Nagel’s Bat Argument (against Physicalism)

  1. Physicalism is the thesis that everything that exists is physical.
  2. Physical facts then, are objective truth (“the kind that can be observed and understood from many points of view and by individuals with different perceptual systems”)
  3. Even if we knew everything about how the bat’s sonar system works, we would not know what is is like for the bat to perceive using this system.
    1. ‘What it’s like’: in this case, something is conscious (a bat) if and only if there is something it’s like to be that being (only a bat knows what it is like for a bat to be a bat)
    2. One, for example, cannot imagine a chair to know what it is like for a chair to be a chair.
    3. For a state to be conscious is for it to have a subjective character (to seem or feel a certain way to the subject). A conscious experience is a state that is both subjective and qualitative.
  4. Therefore, complete knowledge of the physical facts about a bat’s perceptual system would not yield knowledge of certain facts about a bat’s experiences

Physicalism leaves out the subjective facts, so it’s a mystery how it could be true (given that qualia and the subjective experience exists).

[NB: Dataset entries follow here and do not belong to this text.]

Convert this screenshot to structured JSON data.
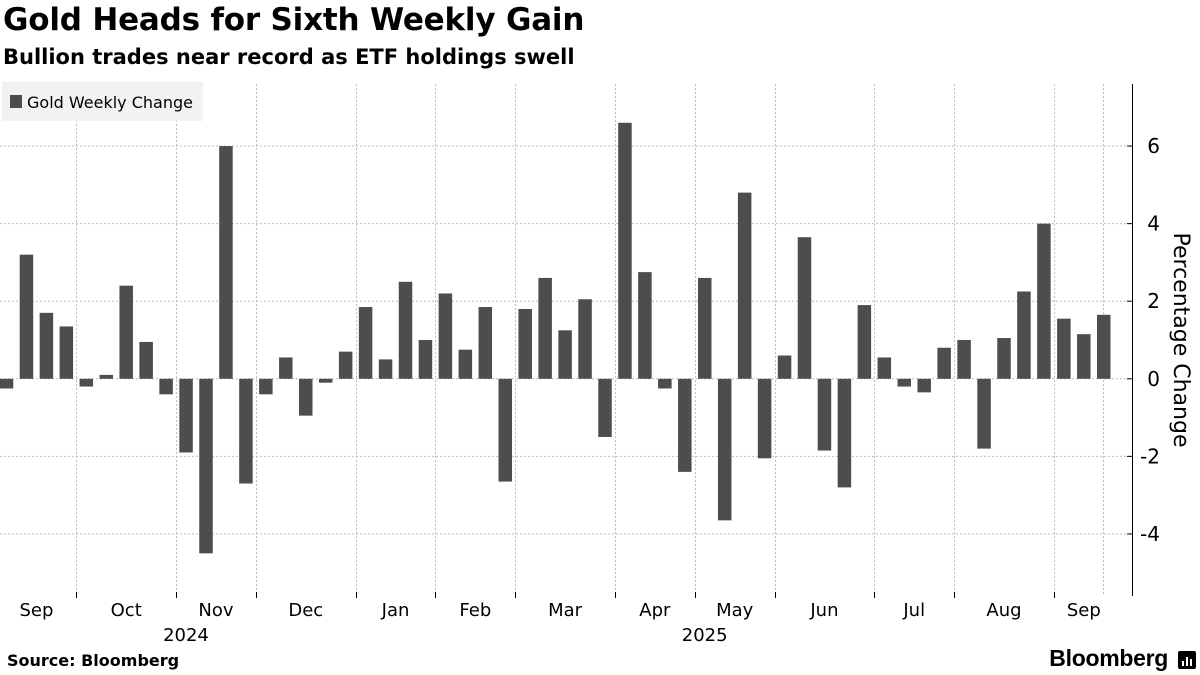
{
  "header": {
    "title": "Gold Heads for Sixth Weekly Gain",
    "subtitle": "Bullion trades near record as ETF holdings swell"
  },
  "footer": {
    "source": "Source: Bloomberg",
    "brand": "Bloomberg",
    "brand_icon": "bar-chart-icon"
  },
  "colors": {
    "bar": "#4d4d4d",
    "grid": "#bdbdbd",
    "legend_bg": "#f2f2f2",
    "text": "#000000"
  },
  "chart_data": {
    "type": "bar",
    "series": [
      {
        "name": "Gold Weekly Change",
        "values": [
          -0.25,
          3.2,
          1.7,
          1.35,
          -0.2,
          0.1,
          2.4,
          0.95,
          -0.4,
          -1.9,
          -4.5,
          6.0,
          -2.7,
          -0.4,
          0.55,
          -0.95,
          -0.1,
          0.7,
          1.85,
          0.5,
          2.5,
          1.0,
          2.2,
          0.75,
          1.85,
          -2.65,
          1.8,
          2.6,
          1.25,
          2.05,
          -1.5,
          6.6,
          2.75,
          -0.25,
          -2.4,
          2.6,
          -3.65,
          4.8,
          -2.05,
          0.6,
          3.65,
          -1.85,
          -2.8,
          1.9,
          0.55,
          -0.2,
          -0.35,
          0.8,
          1.0,
          -1.8,
          1.05,
          2.25,
          4.0,
          1.55,
          1.15,
          1.65
        ]
      }
    ],
    "month_labels": [
      "Sep",
      "Oct",
      "Nov",
      "Dec",
      "Jan",
      "Feb",
      "Mar",
      "Apr",
      "May",
      "Jun",
      "Jul",
      "Aug",
      "Sep"
    ],
    "month_start_index": [
      0,
      4,
      9,
      13,
      18,
      22,
      26,
      31,
      35,
      39,
      44,
      48,
      53
    ],
    "year_labels": [
      "2024",
      "2025"
    ],
    "year_under_month": [
      2,
      8
    ],
    "y_ticks": [
      -4,
      -2,
      0,
      2,
      4,
      6
    ],
    "ylim": [
      -5.6,
      7.6
    ],
    "ylabel": "Percentage Change",
    "legend": {
      "label": "Gold Weekly Change",
      "position": "top-left"
    },
    "grid": true
  }
}
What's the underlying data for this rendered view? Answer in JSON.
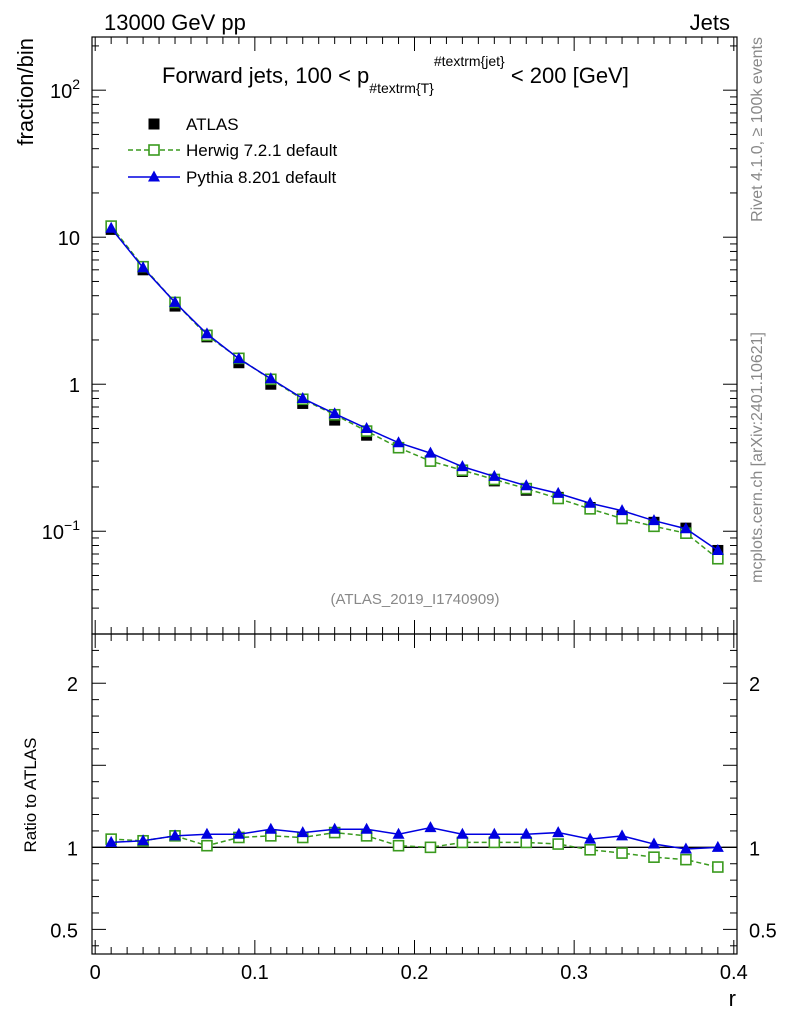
{
  "header": {
    "left": "13000 GeV pp",
    "right": "Jets"
  },
  "side": {
    "rivet": "Rivet 4.1.0, ≥ 100k events",
    "mcplots": "mcplots.cern.ch [arXiv:2401.10621]"
  },
  "chart_data": {
    "type": "line",
    "title": "Forward jets, 100 < p_{#textrm{T}}^{#textrm{jet}} < 200 [GeV]",
    "title_parts": {
      "prefix": "Forward jets, 100 < p",
      "sub": "#textrm{T}",
      "sup": "#textrm{jet}",
      "suffix": " < 200 [GeV]"
    },
    "watermark": "(ATLAS_2019_I1740909)",
    "xlabel": "r",
    "ylabel": "fraction/bin",
    "ratio_ylabel": "Ratio to ATLAS",
    "xlim": [
      -0.002,
      0.402
    ],
    "ylim_log": [
      0.02,
      230
    ],
    "ratio_ylim": [
      0.35,
      2.3
    ],
    "x_ticks": [
      {
        "v": 0,
        "label": "0"
      },
      {
        "v": 0.1,
        "label": "0.1"
      },
      {
        "v": 0.2,
        "label": "0.2"
      },
      {
        "v": 0.3,
        "label": "0.3"
      },
      {
        "v": 0.4,
        "label": "0.4"
      }
    ],
    "y_ticks": [
      {
        "v": 0.1,
        "base": "10",
        "exp": "−1"
      },
      {
        "v": 1,
        "base": "1",
        "exp": ""
      },
      {
        "v": 10,
        "base": "10",
        "exp": ""
      },
      {
        "v": 100,
        "base": "10",
        "exp": "2"
      }
    ],
    "ratio_ticks": [
      {
        "v": 0.5,
        "label": "0.5"
      },
      {
        "v": 1,
        "label": "1"
      },
      {
        "v": 2,
        "label": "2"
      }
    ],
    "x": [
      0.01,
      0.03,
      0.05,
      0.07,
      0.09,
      0.11,
      0.13,
      0.15,
      0.17,
      0.19,
      0.21,
      0.23,
      0.25,
      0.27,
      0.29,
      0.31,
      0.33,
      0.35,
      0.37,
      0.39
    ],
    "series": [
      {
        "name": "ATLAS",
        "color": "#000000",
        "style": "markers",
        "marker": "square-filled",
        "values": [
          11.3,
          6.0,
          3.4,
          2.1,
          1.4,
          1.0,
          0.74,
          0.57,
          0.45,
          0.37,
          0.3,
          0.255,
          0.22,
          0.19,
          0.17,
          0.145,
          0.127,
          0.115,
          0.105,
          0.074
        ]
      },
      {
        "name": "Herwig 7.2.1 default",
        "color": "#3a9a1e",
        "style": "dashed",
        "marker": "square-open",
        "values": [
          11.9,
          6.3,
          3.6,
          2.15,
          1.5,
          1.08,
          0.79,
          0.62,
          0.48,
          0.37,
          0.3,
          0.26,
          0.225,
          0.195,
          0.167,
          0.142,
          0.122,
          0.108,
          0.097,
          0.065
        ]
      },
      {
        "name": "Pythia 8.201 default",
        "color": "#0000e0",
        "style": "solid",
        "marker": "triangle-filled",
        "values": [
          11.5,
          6.2,
          3.6,
          2.2,
          1.49,
          1.09,
          0.8,
          0.63,
          0.5,
          0.4,
          0.34,
          0.275,
          0.236,
          0.204,
          0.181,
          0.155,
          0.138,
          0.118,
          0.104,
          0.074
        ]
      }
    ],
    "ratio_series": [
      {
        "name": "Herwig 7.2.1 default",
        "values": [
          1.05,
          1.04,
          1.07,
          1.01,
          1.06,
          1.07,
          1.06,
          1.09,
          1.07,
          1.01,
          1.0,
          1.03,
          1.03,
          1.03,
          1.02,
          0.985,
          0.965,
          0.94,
          0.925,
          0.88
        ]
      },
      {
        "name": "Pythia 8.201 default",
        "values": [
          1.03,
          1.04,
          1.07,
          1.08,
          1.08,
          1.11,
          1.09,
          1.11,
          1.11,
          1.08,
          1.12,
          1.08,
          1.08,
          1.08,
          1.09,
          1.05,
          1.07,
          1.02,
          0.99,
          1.0
        ]
      }
    ]
  }
}
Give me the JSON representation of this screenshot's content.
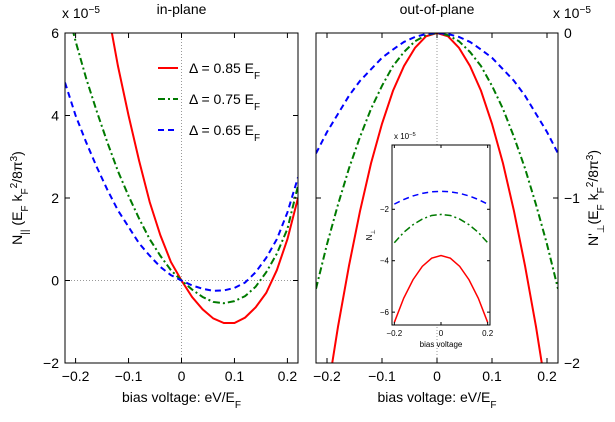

Related: Frank Jackson’s Knowledge Argument

Fishes

A famous Taoist story about happiness and knowing what it is like to be a fish

  • Zhuangzi and Huizi were strolling on a bridge over the River Hao, when the former observed, “See how the minnows dart between the rocks! Such is the happiness of fishes.”
  • “You not being a fish,” said Huizi, “how can you possibly know what makes fish happy?”
  • “And you not being I,” said Zhuangzi, “how can you know that I don’t know what makes fish happy?”
  • “If I, not being you, cannot know what you know,” replied Huizi, “does it not follow from that very fact that you, not being a fish, cannot know what makes fish happy?”
  • “Let us go back,” said Zhuangzi, “to your original question. You asked me how I knew what makes fish happy. The very fact you asked shows that you knew I knew—as I did know, from my own feelings on this bridge.”

Why did Zhuangzi, who wrote it down, show himself to be defeated by his logician friend?